I couldn’t do everything and be everywhere, but I could focus on one or two things with my whole heart. Dropping the performance gave me the space to figure out what mattered most—and funny enough, people respected me a whole lot more for it.


Lesson Three: Failures Are Plot Twists, Not The End Credits

For weeks after getting the news of my academic probation, I felt like the villain in my own narrative. My mind painted dramatized scenes of my disappointed family and felt like I’d capped off my future before it began. (Cue the tragic indie film soundtrack.)

But did you know every great story hinges on a plot twist? Imagine if Frodo just up and quit after Gollum stole the ring? Or if Issa Rae’s Issa stopped trying after her early Insecure missteps? Failure is rarely the end of the story—it’s just the beginning of the good part.

Instead of wallowing, I planted my feet. I pulled back from unnecessary extracurriculars, sought tutoring for the classes I had to retake, and even opened up to my professors about what had gone wrong. (Spoiler: They were more understanding than I ever expected.)

By the end of the year, I not only clawed my GPA back to the Dean’s List—I also learned skills that carried me far beyond those exams. Perseverance. Balance. Advocacy.


Lesson Four: You Are Never Above Asking For Help

Listen, Howard’s library saw my face more often than my dorm did that semester, but not because I suddenly turned into an academic machine. No, it’s because I finally stopped pretending I could do it all on my own.

Here’s the thing: I grew up in a family that championed independence. Falling short wasn’t necessarily frowned upon, but the unspoken rule was that you handled your business. And while that can breed a certain strength, it also leads to a fear of asking for help.

So let me say this loudly for the folks in the back of the class: Ask for help. Whether that’s a mentor, a professor, a therapist, or a friend—tap into the people in your life who have wisdom to share or even a shoulder to lean on.

The moment I admitted to my advisors that I was struggling, they didn’t lose respect for me … they found solutions. By being vulnerable, I unlocked a network I didn’t even know I had. Asking doesn’t mean you’re weak—it means you’re in tune with reality and willing to get creative.


Fail Hard, Shine Harder

I won’t sit here and tell you failure is fun (I wouldn’t wish that crushing “oh no” moment on anyone). But looking back, that academic setback was the moment my life story picked up pace, depth, and dimension.

I learned how to laugh at myself. I learned that no, skipping a milestone—or outright tripping over it—doesn’t mean you’re doomed. I learned that failures are just building blocks in disguise.

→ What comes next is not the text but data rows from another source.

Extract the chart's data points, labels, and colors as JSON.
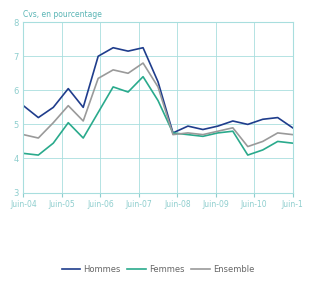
{
  "ylabel": "Cvs, en pourcentage",
  "ylim": [
    3,
    8
  ],
  "yticks": [
    3,
    4,
    5,
    6,
    7,
    8
  ],
  "x_labels": [
    "Juin-04",
    "Juin-05",
    "Juin-06",
    "Juin-07",
    "Juin-08",
    "Juin-09",
    "Juin-10",
    "Juin-1"
  ],
  "hommes": [
    5.55,
    5.2,
    5.5,
    6.05,
    5.5,
    7.0,
    7.25,
    7.15,
    7.25,
    6.25,
    4.75,
    4.95,
    4.85,
    4.95,
    5.1,
    5.0,
    5.15,
    5.2,
    4.9
  ],
  "femmes": [
    4.15,
    4.1,
    4.45,
    5.05,
    4.6,
    5.35,
    6.1,
    5.95,
    6.4,
    5.7,
    4.75,
    4.7,
    4.65,
    4.75,
    4.8,
    4.1,
    4.25,
    4.5,
    4.45
  ],
  "ensemble": [
    4.7,
    4.6,
    5.05,
    5.55,
    5.1,
    6.35,
    6.6,
    6.5,
    6.8,
    6.1,
    4.7,
    4.75,
    4.7,
    4.8,
    4.9,
    4.35,
    4.5,
    4.75,
    4.7
  ],
  "color_hommes": "#1f3d8c",
  "color_femmes": "#2aaa8c",
  "color_ensemble": "#9a9a9a",
  "background_color": "#ffffff",
  "grid_color": "#a8dede",
  "label_hommes": "Hommes",
  "label_femmes": "Femmes",
  "label_ensemble": "Ensemble",
  "linewidth": 1.2,
  "tick_color": "#8ecece",
  "tick_label_color": "#8ecece",
  "ylabel_color": "#5ab5b5"
}
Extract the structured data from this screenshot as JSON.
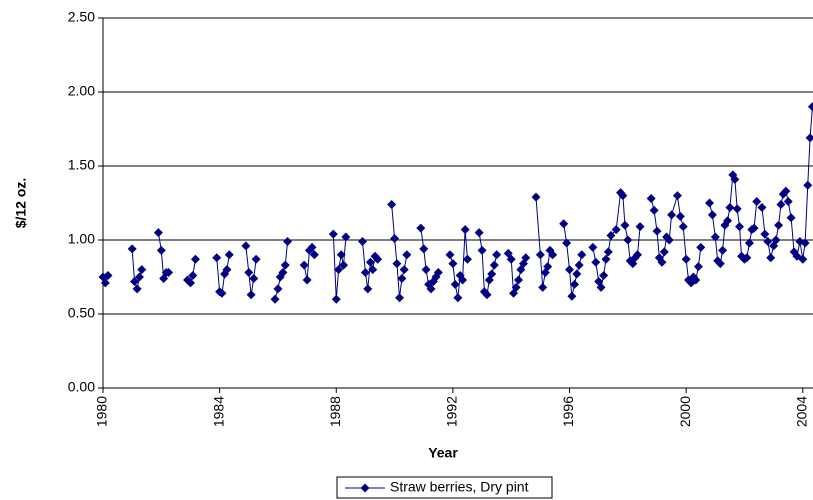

Now, when I approach challenges in life or relationships, I take them in stride and with perspective. Did my heart get broken by the wrong person? Sure. But did it feel more manageable after surviving that trainwreck in college? Oh, absolutely.

So, retry the class. Send the risky text. Start over. Fail the audition. Then, rise again.

Because the truth is, resilience doesn’t come pre-installed. It’s built when you flunk, fall, or fail gloriously—and then decide to get back up anyway.

Go fail big. The plot twist is worth it.